Supply-siders have been in the macroeconomic saddle for the past 40 years. The word “saddle” is apt: the concept roared out of the American West. Arthur Laffer (who advised Donald Trump in 2016) was its premier economist. Journalist Jude Wanniski popularized the term “supply-side” and published a 1978 book about it. Ronald Reagan implemented it, more or less. After the “stag-flation” of the 1970s, supply-side economics blew in like a refreshing zephyr.
And many people became gloriously rich as a result. The early 1980s saw the start of the longest bull market, in both stocks and bonds, that the universe had ever seen. Though factories went dark, the deregulated financial and tech sectors flourished. The fact that tens of millions of baby-boomers were working, saving, buying homes and procreating didn’t hurt.

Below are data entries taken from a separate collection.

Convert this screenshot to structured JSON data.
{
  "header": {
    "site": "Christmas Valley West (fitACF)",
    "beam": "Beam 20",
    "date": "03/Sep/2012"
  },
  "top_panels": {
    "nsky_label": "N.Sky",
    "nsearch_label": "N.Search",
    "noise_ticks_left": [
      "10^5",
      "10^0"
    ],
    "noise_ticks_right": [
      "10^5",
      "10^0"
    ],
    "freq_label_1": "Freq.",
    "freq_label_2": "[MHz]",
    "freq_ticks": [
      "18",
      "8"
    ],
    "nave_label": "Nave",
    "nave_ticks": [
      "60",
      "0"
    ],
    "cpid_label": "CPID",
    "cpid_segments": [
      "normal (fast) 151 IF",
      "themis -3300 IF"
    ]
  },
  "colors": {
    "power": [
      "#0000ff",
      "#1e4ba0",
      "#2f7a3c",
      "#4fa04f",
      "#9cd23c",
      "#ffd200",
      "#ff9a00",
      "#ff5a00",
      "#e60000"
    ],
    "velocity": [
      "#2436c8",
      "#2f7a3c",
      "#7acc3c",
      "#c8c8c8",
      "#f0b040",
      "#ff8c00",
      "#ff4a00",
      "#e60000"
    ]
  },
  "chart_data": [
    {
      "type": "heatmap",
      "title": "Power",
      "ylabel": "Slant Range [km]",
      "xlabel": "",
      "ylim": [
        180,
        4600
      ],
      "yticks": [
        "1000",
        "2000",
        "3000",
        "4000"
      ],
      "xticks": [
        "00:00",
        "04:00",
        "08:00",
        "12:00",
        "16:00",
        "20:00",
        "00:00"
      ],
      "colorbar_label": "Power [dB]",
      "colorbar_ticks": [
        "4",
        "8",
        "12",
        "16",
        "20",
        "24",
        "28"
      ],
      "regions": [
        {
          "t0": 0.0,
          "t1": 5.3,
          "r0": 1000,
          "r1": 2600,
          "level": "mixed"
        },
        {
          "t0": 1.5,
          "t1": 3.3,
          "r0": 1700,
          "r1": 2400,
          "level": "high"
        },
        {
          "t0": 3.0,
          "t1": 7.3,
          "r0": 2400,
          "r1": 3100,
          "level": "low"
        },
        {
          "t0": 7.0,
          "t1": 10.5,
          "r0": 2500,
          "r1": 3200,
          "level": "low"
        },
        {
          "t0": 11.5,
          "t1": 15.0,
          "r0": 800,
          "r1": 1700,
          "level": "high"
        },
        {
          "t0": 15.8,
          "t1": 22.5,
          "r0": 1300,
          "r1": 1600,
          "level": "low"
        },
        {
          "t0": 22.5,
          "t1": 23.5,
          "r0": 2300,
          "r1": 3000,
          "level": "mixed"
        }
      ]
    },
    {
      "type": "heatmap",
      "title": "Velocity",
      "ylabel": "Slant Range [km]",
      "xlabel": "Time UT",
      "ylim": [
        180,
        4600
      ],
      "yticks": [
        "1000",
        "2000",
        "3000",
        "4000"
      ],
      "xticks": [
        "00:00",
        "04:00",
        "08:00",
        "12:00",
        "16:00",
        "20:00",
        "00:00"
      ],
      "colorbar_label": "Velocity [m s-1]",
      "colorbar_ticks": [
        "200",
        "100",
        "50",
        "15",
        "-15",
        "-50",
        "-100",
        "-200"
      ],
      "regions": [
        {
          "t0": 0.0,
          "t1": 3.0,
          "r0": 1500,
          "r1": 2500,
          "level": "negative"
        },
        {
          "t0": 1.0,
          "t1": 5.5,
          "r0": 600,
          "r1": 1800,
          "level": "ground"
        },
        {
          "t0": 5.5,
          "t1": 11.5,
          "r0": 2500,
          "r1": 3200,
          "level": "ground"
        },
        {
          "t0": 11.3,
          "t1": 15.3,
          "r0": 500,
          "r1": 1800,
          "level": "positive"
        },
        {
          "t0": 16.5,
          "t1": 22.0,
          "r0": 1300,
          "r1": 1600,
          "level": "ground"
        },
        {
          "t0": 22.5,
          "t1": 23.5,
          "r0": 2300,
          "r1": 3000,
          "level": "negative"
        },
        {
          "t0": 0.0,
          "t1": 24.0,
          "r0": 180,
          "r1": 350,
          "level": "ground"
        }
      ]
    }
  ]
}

But today, there are signs that the supply-side miracle has run its course. Boomers are retiring. Interest rates have no room left to fall. Tax cuts have added to unprecedented deficits. Homes and financial assets are priced to the max. The financial crisis showed that deregulation has a downside.
Supply-side economics brought, or coincided with, rising inequality. America gradually divided into two camps: A minority with large amounts of appreciated assets, like homes and securities, and a majority with few or no assets that appreciate. The ever-widening gap between haves and have-nots is well-documented.
As the Pew Research Center reported this month, national income is concentrated among fewer people. Eighty percent of Americans now receive only 43% of national income, down from 56% in 1968. Instead of inflation (the bane of creditors), we’ve seen wage deflation (the bane of debtors). Consumer prices have almost doubled since 1990, but wages have grown only 26.5%. We’re at full employment, but the civilian labor force participation rate is lower than it was in 2000.
This creeping poverty, linked to globalization, shows up in the falling life expectancies of rural white workers with less than college educations. Unable to earn adequate pay, many don’t marry, form families or set up households. Frustrated by their failure to meet their own and society’s expectations, they become prey to OxyContin, heroin and anger. Once proudly self-reliant, they welcome someone to blame.
The president rode to victory on that wave of anger, and on promises to reopen coal mines and steel mills. Instead, he lowered taxes and interest rates, which was good for stocks. But that hasn’t helped people whose income and taxes are already low, who pay double-digit interest rates on credit cards, and who own few if any equities.
Another turning point
Hence the return of demand-side economics. Also known as post-Keynesian economics or the (much maligned and misunderstood) Modern Monetary Theory, demand-side economics held sway from 1932 until 1971, when Richard Nixon abandoned the gold standard. Bernie Sanders is its atavistic avatar.
Demand-side is the flip-side of supply-side. Supply-siders and other neoclassical economists believe, for instance, that a higher minimum wage will lead to higher prices, layoffs, and a slowdown. Demand-siders and other “heterodox” economists believe that higher wages will lead to higher demand, more production, and more employment. They insist that less inequality means more prosperity for everybody, even the rich.
So if you hear Sanders fulminate about universal health care or free college, think “demand-side” economics. He’s addressing the same malaise that Trump exploited, but with a bottom-up solution that’s been out of favor for more than 40 years. Supply-side economics has been so dominant for so long, in fact, that you almost have to be Bernie’s age to remember that demand-siders once ruled the field.